WithoutWeakness - Wednesday, July 16, 2014 - linkHe said the reason right in the middle of the second paragraph.
"Being able to reproduce type on an LCD with no visible aliasing or blurriness from font "smoothing" is absolutely where we want to get to."
4.9" QHD isn't necessarily a "holy grail" but 600dpi is around the range where pixels are so small and close together that pixels cannot be distinguished from each other when viewed from a normal ~8-12" viewing distance unless you are holding a magnifying lens to it. Anti-aliasing and font smoothing "tricks" are no longer needed. repoman27 selected 4.9" as his example because it's a "large enough" screen for most while still being pocketable and easy to hold with one hand for the majority of people.
inighthawki - Wednesday, July 16, 2014 - link"4.9" QHD isn't necessarily a "holy grail" but 600dpi is around the range where pixels are so small and close together that pixels cannot be distinguished from each other when viewed from a normal ~8-12" viewing distance unless you are holding a magnifying lens to it"
I'm sorry, but that point comes WAY before 600DPI. I have 300DPI devices which I struggle to see individual pixels from only 2-3 inches away. 600DPI is overkill for today's world. Those extra pixels could be sacrificed at nearly no cost to the end user (visually) and provide drastic improvements to battery life and brightness settings for the display.
Veedrac - Wednesday, July 16, 2014 - linkI'm with repoman27; your ability to distinguish pixels does not seem to be the same as mine.
Take an image with a freeform aliased solid 1px line zoomed at 100%. You should easily be able to see jaggedness. This is relevant in the ability to display high-quality text serifs.

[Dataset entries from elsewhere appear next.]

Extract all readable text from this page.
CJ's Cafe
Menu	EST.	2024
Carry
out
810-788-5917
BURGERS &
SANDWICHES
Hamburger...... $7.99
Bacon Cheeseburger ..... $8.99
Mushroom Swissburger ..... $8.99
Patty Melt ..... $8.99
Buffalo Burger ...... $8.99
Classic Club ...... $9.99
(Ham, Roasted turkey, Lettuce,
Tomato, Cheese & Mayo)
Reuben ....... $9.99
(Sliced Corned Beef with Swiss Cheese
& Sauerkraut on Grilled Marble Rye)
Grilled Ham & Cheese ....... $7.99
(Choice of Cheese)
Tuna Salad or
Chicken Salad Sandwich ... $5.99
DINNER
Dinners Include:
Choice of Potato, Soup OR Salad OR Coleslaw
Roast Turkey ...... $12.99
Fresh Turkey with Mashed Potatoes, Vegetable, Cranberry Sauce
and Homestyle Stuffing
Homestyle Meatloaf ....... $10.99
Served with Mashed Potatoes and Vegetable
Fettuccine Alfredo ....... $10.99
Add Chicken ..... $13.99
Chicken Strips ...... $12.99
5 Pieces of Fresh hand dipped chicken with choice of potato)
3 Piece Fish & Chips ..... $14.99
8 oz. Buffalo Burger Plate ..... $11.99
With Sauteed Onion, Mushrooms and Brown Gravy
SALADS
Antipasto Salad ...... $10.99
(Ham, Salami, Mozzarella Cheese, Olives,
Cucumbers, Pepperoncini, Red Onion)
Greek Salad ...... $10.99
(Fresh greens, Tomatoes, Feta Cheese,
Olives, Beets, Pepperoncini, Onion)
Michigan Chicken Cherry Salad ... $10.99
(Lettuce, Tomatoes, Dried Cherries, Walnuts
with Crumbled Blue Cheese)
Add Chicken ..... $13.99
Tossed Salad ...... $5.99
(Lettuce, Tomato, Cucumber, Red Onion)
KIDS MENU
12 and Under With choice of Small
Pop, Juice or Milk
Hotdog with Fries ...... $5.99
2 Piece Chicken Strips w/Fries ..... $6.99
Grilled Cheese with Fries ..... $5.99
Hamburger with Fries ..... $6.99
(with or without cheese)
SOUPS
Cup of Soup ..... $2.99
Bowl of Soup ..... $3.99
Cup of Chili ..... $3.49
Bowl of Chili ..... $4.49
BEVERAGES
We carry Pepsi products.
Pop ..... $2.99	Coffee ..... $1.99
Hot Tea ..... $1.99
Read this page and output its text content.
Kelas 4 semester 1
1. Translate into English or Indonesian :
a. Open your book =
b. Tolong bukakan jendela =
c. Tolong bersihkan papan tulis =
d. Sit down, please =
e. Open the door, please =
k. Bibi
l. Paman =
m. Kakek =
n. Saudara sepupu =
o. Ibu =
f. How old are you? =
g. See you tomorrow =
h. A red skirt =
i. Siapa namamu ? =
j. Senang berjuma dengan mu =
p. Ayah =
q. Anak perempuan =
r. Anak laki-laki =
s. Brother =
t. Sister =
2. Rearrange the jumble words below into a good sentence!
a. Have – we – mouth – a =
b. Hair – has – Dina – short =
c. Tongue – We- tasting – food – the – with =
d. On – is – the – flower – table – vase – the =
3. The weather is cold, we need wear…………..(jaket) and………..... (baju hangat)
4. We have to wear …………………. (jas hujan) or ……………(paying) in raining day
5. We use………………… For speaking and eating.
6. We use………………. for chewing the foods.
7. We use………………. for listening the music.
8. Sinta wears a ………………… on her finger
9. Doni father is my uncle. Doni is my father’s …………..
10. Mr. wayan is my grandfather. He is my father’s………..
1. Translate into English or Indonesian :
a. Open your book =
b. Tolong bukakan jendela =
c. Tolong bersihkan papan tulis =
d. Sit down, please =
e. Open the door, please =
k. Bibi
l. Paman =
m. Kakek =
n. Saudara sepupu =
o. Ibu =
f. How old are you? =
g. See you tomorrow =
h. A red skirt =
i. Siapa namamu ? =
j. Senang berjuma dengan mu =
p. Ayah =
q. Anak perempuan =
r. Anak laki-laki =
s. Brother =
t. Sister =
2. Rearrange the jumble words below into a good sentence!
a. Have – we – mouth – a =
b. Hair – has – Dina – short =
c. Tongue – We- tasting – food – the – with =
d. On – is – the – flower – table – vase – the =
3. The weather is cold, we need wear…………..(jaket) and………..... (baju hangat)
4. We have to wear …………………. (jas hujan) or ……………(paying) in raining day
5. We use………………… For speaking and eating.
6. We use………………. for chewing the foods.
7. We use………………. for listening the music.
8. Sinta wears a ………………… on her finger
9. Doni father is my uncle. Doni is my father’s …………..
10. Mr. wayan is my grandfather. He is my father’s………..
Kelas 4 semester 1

My (rough) approximations are that I'll no longer be able to see jaggedness at normal distances (30 cm) from about 800ppi and up. That's the endgame.
inighthawki - Wednesday, July 16, 2014 - linkWell yeah, when you create a scenario that explicitly has tons of jaggies, it's possible to notice. But I have not seen OS shell UI that does not use antialiased graphics since like, Windows XP.
Vi0cT - Wednesday, July 16, 2014 - linkWhile I agree with you for the most part, some east-asian scripts (the ones used in Japanese, Cantonese and Mandarin) do benefit from higher densities.
Characters like these are pretty dense:
So I believe it is a bit early to suggest that the PPI race should stop when people in huge markets (like Japan and China) do benefit from the improvements.
Now OEMs need to strike a balance between increasing densities and increasing(or at least maintaining) battery life.
inighthawki - Wednesday, July 16, 2014 - linkFair point.